Professor of Sociology Heidi Montaigne confirmed that in light of the recent study, "even what you thought was a perfectly healthy and productive interaction during orientation was probably in some way related to your (likely feigned) hatred of Nickelback, Twilight, or even that prick Glenn Beck." That friend of a friend you met the second week of classes at the Ratty and turned out to really click with? Good thing you're living together next year, says the study, so you have plenty of time to reflect on how your first conversation consisted of complaining about Wal-Mart and cracking jokes about Pauly Shore's dismal performance in "Biodome."

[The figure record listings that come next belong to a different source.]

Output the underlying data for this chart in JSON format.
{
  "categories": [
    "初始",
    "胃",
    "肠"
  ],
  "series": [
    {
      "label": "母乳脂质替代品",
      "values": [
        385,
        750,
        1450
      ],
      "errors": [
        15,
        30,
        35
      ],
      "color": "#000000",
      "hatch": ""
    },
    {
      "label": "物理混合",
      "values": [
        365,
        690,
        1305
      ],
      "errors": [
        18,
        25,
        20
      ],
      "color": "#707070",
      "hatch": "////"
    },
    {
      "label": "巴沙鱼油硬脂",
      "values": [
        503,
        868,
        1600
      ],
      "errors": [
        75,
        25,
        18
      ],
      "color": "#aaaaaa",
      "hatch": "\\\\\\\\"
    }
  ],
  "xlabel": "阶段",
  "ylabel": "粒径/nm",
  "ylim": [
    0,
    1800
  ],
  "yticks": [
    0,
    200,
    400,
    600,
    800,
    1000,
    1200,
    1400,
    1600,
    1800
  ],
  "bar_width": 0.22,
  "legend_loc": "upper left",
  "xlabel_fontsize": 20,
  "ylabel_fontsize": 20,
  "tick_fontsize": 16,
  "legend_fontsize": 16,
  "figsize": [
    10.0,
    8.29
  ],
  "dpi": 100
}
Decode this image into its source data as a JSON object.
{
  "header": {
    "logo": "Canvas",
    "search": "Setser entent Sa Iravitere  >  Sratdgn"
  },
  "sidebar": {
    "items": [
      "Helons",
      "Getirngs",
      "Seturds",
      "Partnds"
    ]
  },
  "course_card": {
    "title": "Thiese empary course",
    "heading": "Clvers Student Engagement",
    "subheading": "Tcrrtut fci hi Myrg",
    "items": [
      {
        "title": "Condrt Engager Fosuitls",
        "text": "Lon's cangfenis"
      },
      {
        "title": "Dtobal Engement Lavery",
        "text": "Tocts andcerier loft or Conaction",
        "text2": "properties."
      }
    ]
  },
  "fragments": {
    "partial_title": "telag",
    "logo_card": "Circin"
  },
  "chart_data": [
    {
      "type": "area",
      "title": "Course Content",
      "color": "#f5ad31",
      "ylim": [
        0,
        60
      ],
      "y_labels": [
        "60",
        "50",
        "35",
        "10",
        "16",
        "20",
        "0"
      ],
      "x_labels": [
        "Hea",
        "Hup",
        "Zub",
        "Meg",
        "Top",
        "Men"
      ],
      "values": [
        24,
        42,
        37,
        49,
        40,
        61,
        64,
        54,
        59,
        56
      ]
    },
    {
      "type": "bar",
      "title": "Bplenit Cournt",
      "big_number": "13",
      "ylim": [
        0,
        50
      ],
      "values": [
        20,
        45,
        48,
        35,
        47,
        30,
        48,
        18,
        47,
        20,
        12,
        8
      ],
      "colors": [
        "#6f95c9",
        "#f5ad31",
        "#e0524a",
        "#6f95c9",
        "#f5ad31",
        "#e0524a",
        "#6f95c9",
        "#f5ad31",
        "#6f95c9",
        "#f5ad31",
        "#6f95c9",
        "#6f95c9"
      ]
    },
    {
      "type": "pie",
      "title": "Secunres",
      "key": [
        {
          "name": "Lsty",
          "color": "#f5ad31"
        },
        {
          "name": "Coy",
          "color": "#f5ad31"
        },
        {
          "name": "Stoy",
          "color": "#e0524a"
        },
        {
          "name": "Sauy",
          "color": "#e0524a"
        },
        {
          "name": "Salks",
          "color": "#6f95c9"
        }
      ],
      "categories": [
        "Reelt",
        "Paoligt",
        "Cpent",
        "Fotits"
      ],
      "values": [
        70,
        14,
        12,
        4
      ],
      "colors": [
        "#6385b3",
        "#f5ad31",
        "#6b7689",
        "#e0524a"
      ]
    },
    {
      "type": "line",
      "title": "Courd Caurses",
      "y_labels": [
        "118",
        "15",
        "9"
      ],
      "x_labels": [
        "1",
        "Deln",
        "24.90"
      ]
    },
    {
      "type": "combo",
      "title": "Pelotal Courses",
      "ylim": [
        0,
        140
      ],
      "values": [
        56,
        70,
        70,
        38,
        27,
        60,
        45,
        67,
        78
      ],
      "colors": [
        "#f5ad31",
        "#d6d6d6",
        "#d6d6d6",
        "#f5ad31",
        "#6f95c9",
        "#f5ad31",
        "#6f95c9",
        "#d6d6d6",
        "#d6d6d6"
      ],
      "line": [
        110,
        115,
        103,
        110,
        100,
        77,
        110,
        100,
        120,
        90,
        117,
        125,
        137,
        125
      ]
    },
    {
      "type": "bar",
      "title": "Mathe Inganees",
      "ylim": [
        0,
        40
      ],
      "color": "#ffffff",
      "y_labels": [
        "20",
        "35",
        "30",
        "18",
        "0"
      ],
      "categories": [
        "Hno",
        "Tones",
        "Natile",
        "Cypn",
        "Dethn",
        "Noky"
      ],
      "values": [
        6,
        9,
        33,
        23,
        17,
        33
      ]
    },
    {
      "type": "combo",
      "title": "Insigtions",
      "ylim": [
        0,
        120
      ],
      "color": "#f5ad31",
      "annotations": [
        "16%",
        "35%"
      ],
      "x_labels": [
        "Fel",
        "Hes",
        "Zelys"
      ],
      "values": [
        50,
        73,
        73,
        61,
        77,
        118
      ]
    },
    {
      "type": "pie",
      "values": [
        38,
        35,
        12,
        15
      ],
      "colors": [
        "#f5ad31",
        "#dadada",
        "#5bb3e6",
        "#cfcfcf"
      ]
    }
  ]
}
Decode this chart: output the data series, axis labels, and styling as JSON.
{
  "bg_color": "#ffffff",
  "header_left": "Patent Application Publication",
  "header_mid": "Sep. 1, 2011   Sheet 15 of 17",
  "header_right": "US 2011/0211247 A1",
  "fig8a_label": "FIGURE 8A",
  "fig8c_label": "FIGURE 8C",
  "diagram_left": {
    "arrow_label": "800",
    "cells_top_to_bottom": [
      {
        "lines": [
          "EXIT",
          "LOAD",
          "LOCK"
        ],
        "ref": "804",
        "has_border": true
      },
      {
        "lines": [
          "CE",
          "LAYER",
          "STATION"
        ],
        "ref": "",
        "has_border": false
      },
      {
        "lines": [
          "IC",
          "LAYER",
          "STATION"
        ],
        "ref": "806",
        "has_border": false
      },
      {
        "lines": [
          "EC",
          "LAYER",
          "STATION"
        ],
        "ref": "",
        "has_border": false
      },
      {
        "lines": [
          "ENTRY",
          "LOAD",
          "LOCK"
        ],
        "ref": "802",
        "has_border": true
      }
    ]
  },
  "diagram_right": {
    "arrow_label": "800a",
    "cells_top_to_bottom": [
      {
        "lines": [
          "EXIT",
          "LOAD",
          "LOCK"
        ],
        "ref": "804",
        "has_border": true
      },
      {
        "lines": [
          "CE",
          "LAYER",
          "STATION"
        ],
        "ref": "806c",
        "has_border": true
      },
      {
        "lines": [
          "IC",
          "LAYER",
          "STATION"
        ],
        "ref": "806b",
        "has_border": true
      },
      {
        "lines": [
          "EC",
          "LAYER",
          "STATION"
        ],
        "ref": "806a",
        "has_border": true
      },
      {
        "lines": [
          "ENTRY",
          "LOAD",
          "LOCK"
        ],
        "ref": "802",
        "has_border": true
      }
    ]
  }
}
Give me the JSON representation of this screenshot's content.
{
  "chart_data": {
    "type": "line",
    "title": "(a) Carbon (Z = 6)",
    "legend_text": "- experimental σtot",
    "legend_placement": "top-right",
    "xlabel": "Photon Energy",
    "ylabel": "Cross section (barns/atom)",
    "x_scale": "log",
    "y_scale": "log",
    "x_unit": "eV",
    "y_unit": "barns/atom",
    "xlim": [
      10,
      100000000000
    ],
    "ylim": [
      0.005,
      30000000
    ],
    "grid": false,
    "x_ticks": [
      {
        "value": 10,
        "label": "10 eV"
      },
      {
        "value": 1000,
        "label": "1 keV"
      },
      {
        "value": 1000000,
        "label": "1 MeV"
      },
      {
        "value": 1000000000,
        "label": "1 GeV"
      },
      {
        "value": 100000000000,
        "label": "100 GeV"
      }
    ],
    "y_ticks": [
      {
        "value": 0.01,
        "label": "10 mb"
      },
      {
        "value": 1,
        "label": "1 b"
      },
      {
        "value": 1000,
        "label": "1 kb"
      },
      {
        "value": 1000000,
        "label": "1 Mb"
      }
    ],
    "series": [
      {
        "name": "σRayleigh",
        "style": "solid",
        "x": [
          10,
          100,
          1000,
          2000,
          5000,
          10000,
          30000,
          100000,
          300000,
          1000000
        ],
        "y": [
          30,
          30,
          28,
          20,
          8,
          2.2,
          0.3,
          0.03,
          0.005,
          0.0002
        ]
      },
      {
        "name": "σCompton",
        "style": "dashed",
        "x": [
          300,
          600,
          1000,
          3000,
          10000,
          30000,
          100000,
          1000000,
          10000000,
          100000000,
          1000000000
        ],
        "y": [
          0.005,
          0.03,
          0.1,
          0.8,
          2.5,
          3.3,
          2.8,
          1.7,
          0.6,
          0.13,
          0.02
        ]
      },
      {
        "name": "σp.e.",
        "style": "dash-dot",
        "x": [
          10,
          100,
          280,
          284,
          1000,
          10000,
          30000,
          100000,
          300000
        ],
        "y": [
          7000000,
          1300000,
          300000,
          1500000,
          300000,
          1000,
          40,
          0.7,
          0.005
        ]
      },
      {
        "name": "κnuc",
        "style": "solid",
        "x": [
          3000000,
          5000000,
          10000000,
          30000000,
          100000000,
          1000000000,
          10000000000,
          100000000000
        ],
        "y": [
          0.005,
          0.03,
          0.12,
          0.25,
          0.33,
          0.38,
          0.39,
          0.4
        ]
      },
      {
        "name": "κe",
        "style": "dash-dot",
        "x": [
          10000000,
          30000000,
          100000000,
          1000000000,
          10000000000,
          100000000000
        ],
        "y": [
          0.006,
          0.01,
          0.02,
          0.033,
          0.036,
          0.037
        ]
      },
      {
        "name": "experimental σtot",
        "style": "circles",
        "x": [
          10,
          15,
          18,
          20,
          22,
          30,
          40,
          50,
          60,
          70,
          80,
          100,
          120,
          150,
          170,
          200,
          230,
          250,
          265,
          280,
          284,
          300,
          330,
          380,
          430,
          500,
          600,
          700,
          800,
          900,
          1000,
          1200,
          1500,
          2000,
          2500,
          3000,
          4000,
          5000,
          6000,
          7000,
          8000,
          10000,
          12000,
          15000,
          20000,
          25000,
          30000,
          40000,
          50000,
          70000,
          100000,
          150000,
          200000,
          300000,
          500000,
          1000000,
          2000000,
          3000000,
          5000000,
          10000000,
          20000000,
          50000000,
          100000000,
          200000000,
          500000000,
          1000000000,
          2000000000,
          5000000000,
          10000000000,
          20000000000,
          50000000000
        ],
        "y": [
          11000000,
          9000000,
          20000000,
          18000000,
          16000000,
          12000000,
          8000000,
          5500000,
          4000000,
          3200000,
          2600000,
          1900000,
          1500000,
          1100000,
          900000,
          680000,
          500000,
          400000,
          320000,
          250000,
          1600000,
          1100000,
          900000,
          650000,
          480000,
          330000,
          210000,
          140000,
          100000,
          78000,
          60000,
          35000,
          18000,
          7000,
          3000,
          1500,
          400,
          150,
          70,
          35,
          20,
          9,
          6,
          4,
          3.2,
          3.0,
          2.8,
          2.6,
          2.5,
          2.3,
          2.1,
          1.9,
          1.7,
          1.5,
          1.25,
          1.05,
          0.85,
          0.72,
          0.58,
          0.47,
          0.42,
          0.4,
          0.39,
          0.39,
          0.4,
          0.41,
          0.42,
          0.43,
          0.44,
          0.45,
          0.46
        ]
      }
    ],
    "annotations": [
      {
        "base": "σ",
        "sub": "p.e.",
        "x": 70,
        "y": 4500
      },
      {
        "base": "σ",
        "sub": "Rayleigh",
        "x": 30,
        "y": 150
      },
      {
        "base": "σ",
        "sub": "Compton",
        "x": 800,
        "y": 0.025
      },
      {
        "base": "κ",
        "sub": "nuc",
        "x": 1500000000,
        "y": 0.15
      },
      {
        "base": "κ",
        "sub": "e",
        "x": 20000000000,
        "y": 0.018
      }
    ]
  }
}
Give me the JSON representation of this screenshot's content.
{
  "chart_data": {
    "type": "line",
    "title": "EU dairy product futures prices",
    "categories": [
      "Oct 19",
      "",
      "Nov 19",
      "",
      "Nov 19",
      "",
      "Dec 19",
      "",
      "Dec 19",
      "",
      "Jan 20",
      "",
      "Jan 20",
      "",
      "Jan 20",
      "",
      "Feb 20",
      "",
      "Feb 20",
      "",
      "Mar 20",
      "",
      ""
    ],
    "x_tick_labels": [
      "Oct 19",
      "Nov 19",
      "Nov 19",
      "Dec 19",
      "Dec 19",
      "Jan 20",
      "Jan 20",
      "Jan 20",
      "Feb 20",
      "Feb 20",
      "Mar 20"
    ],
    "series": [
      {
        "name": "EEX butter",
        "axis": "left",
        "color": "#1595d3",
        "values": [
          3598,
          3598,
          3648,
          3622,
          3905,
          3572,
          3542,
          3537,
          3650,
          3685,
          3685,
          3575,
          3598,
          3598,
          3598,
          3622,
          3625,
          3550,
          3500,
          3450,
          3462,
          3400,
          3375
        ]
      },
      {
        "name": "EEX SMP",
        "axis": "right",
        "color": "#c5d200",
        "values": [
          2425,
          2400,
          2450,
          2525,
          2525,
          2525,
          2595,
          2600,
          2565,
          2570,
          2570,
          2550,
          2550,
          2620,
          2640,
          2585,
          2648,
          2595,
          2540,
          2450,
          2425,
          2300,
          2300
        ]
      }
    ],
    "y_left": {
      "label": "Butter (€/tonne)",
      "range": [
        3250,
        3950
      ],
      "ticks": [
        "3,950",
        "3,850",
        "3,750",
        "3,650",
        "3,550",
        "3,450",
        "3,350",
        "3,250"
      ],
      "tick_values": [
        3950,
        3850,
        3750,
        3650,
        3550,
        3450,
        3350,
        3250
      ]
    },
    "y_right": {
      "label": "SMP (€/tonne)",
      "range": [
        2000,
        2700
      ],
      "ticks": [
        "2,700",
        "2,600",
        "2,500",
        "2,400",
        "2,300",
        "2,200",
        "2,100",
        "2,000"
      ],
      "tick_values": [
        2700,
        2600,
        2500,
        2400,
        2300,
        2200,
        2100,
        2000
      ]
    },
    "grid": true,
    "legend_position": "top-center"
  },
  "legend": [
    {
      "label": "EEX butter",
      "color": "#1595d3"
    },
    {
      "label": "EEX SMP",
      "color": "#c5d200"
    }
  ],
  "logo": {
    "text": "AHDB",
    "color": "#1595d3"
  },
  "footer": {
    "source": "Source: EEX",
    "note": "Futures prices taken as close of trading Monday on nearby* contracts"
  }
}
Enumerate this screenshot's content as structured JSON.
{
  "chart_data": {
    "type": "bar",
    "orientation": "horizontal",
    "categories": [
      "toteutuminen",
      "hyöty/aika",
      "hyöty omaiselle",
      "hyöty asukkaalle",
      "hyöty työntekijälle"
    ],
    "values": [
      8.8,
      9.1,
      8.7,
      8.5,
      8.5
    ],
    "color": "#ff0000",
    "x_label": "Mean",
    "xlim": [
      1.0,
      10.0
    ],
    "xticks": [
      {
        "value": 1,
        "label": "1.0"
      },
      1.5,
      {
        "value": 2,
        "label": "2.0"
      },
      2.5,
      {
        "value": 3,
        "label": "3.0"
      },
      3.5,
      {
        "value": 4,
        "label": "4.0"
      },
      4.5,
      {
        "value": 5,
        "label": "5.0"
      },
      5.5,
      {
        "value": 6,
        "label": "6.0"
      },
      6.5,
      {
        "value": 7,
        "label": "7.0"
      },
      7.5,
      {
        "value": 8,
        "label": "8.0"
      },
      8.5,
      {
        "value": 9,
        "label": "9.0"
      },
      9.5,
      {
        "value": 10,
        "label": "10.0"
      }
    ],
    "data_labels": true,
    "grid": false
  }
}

"But those jokes were hilarious! We're both just socially conscious and have a sense of humor!" you respond. "Then why didn't you discuss your opinions on health care reform and the comedic stylings of Sinbad?" said Dr. Ivan Sudholt, a co-author of the study. Continued Sudholt, leaning over to whisper in new co-worker Dr. Raymond Weintraub's ear, "Don't you just hate that sort of hypocrisy?" Soon thereafter, Sudholt and Weintraub exchanged emails and made tentative plans to get sushi sometime.

The study has gained significant recognition in academic circles outside the sociology world, with several prominent biologists collaborating on a study that they hypothesize will show an increase in brain activity while college freshmen agree upon a negative idea, thus further confirming that you're a cynical shitbag incapable of seeking out those with whom you share interests without raining on others' parades. Richard Watkins, professor of philosophy at Rutgers, is reportedly working on a paper that, in light of the study, proves once and for all that you should just give up now and live alone in a cabin in the woods.

The study also concluded that if you want to hang out some time, we could get lunch after class. Just not at Johnny Rockets - I hate that place. You do too? It's so tacky, right? Here, let me get your number.